Die Studie des Wuppertal Instituts bekräftigt durch seine eindeutigen Untersuchungsergebnisse die bereits mehrfach durch den DStGB erhobenen Forderungen nach einer gesetzlichen Klarstellung der für Konzessionsvergabe einschlägigen Vorschriften im EnWG. Die Studie zeigt, dass die Energieversorger die derzeit bestehenden Lücken im Gesetz zu ihren Gunsten ausnutzen, um Stromnetzübernahmen der Kommunen zu erschweren oder ganz zu verhindern und ganz bewusst bestimmte Methoden und Strategien gegen die Kommunen einsetzen. Die Auseinandersetzungen mit den überregionalen Energieversorgern über die Auslegung der einschlägigen Regelungen des § 46 und § 48 EnWG führen in der Praxis zu einer Vielzahl an gerichtlichen Verfahren. Gegenstand der Verfahren sind vor allem die auch in der Studie aufgeführten Streitigkeiten um die Ermittlung des  Netzkaufpreises sowie die Festlegung der Auswahlkriterien und der Bewertung der Angebote durch die Gemeinde im Konzessionsverfahren. Die unterschiedlich lautende Rechtsprechung führt zu erheblichen Verunsicherungen in Kommunen bei der Konzessionsvergabe und in vielen Fällen zu einer massiven Einschränkung des kommunalen Entscheidungsspielraums. Vielen Kommunen drohen aufgrund der erheblichen Verzögerung des Konzessionsvergabeverfahrens finanzielle Nachteile.

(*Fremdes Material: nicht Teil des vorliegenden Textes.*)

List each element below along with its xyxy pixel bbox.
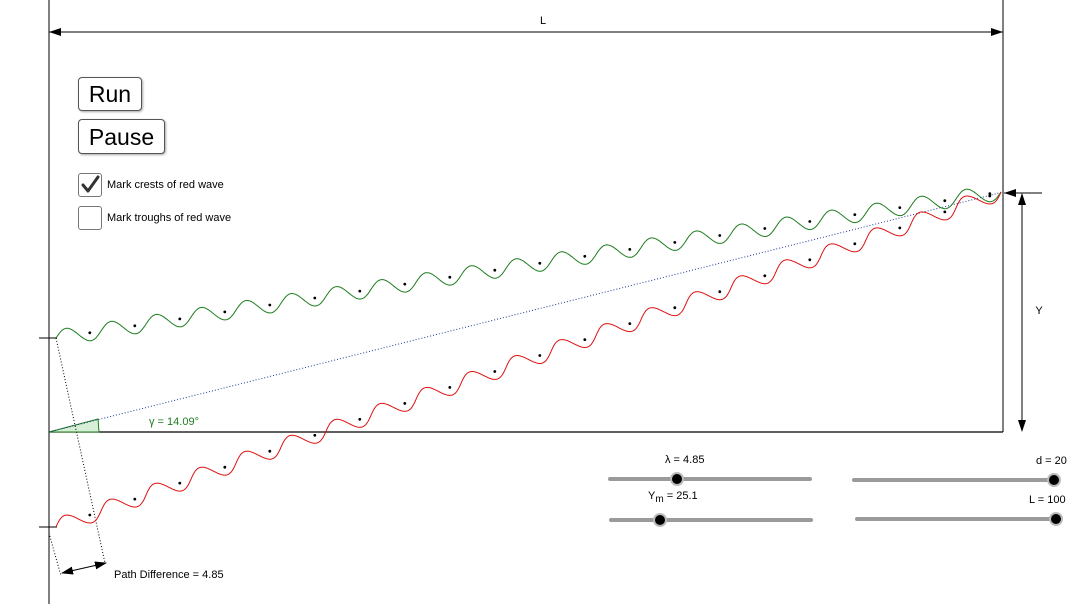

Der DStGB hat sich mit genau vor diesem Hintergrund erst im Rahmen der letzten Gesetzesnovellierung des EnWG für eine Anpassung der Vorschriften ausgesprochen, dem sich auch der Bundesrat anschloss. Die dort angeführten Forderungen entsprechen weitgehend den vom Wuppertal Institut aufgeführten Problemfeldern bei der Konzessionsvergabe und den gesetzlichen Handlungsempfehlungen, die die Forscher an den Bund richten. Der DStGB hat sich in seiner Stellungnahme unter anderem für die ausdrückliche Aufnahme des „Ertragswerts“ als für die Ermittlung des Netzkaufpreises maßgebliches Kriterium, für die Berücksichtigung des Rechts der kommunalen Selbstverwaltung bei der Festlegung der Auswahlkriterien und der Bewertung der Angebote und für die Fortzahlung der Konzessionsabgaben über die gesetzliche „Ein-Jahres-Frist“ hinaus ausgesprochen.